Is NICE doing its best to engage with GPs?

I try to speak to as many GP conferences as I can, write articles for general practice, take any criticism on the chin. If we’re getting it wrong I need to know. I believe we are making a difference. A lot of problems tend to come down to misunderstandings. I know general practice is under incredible pressure at the moment and anything that seems like advice about something else to do is the last thing people want. Fundamentally, what NICE does is look at all the research and evidence available on a given topic and presents that in a way that will be helpful to practitioners. If NICE wasn’t there, somebody else would need to do it.

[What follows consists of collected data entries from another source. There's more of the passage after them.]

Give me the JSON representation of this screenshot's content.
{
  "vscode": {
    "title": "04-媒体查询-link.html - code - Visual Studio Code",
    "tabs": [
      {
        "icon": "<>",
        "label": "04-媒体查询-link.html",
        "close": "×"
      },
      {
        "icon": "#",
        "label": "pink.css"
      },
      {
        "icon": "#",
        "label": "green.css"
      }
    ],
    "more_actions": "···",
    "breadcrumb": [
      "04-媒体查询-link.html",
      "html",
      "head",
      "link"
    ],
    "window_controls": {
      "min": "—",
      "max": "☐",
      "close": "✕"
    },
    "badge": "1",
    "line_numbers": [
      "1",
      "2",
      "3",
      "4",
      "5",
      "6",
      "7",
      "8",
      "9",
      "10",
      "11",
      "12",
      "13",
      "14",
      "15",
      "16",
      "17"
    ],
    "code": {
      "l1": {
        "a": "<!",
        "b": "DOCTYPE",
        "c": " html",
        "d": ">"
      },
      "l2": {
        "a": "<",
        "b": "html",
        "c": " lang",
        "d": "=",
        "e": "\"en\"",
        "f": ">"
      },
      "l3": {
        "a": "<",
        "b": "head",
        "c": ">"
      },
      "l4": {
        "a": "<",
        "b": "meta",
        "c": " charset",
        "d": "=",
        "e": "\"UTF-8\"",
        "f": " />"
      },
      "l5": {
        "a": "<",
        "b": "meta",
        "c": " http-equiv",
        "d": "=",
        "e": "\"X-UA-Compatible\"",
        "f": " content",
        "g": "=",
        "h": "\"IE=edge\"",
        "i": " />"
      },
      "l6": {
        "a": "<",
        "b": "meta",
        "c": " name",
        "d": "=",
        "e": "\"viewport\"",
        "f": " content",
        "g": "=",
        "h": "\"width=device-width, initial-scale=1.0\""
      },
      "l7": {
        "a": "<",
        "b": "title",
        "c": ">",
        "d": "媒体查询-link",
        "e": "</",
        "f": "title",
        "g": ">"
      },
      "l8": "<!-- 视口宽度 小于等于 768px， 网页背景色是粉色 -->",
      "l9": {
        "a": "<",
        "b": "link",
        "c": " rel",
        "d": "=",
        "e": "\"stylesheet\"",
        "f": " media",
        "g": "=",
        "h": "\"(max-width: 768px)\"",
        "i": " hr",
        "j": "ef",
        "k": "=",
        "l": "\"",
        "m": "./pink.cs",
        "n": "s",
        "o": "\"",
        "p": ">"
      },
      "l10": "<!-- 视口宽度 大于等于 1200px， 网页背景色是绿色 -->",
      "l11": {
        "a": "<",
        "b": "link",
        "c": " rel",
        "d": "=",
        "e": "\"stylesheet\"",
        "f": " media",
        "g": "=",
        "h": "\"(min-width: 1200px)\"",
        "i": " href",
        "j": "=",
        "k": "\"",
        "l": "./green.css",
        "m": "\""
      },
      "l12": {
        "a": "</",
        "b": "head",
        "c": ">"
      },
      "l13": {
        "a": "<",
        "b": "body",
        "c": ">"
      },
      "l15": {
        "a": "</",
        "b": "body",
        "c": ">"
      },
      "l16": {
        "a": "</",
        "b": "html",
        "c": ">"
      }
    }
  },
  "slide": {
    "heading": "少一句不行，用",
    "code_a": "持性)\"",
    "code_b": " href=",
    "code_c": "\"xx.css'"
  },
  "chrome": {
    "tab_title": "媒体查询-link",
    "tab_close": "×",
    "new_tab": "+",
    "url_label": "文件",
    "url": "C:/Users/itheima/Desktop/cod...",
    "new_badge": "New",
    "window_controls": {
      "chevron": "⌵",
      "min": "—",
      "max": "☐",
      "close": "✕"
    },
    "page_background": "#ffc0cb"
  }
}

How can NICE encourage more GPs to work on guidelines panels?

One of the first things I did as chair of NICE was to increase the reimbursement but I completely understand how busy GPs are. We do get a lot of GP representation on our committees and I find it slightly frustrating when doctors say to me “yes, but they’re not real GPs”. It’s almost as if becoming interested in either an academic focus or working with NICE makes them inappropriate to represent GPs. There’s a real catch-22 there.

You are often named amongst the most influential figures in the NHS. What are your priorities in using that influence?

Again, for me the critical areas relate to multimorbidity and patient-centredness. We’re really working in that direction and I’m very positive about it. If we manage to achieve a balance between the best of evidence-based medicine and the best of personcentred medicine then that will make a fundamental difference.

What has been your proudest professional achievement so far?

Up until I stopped practising as a GP about four years ago, I must have carried out about 250,000 consultations. For me, they are my most important achievement.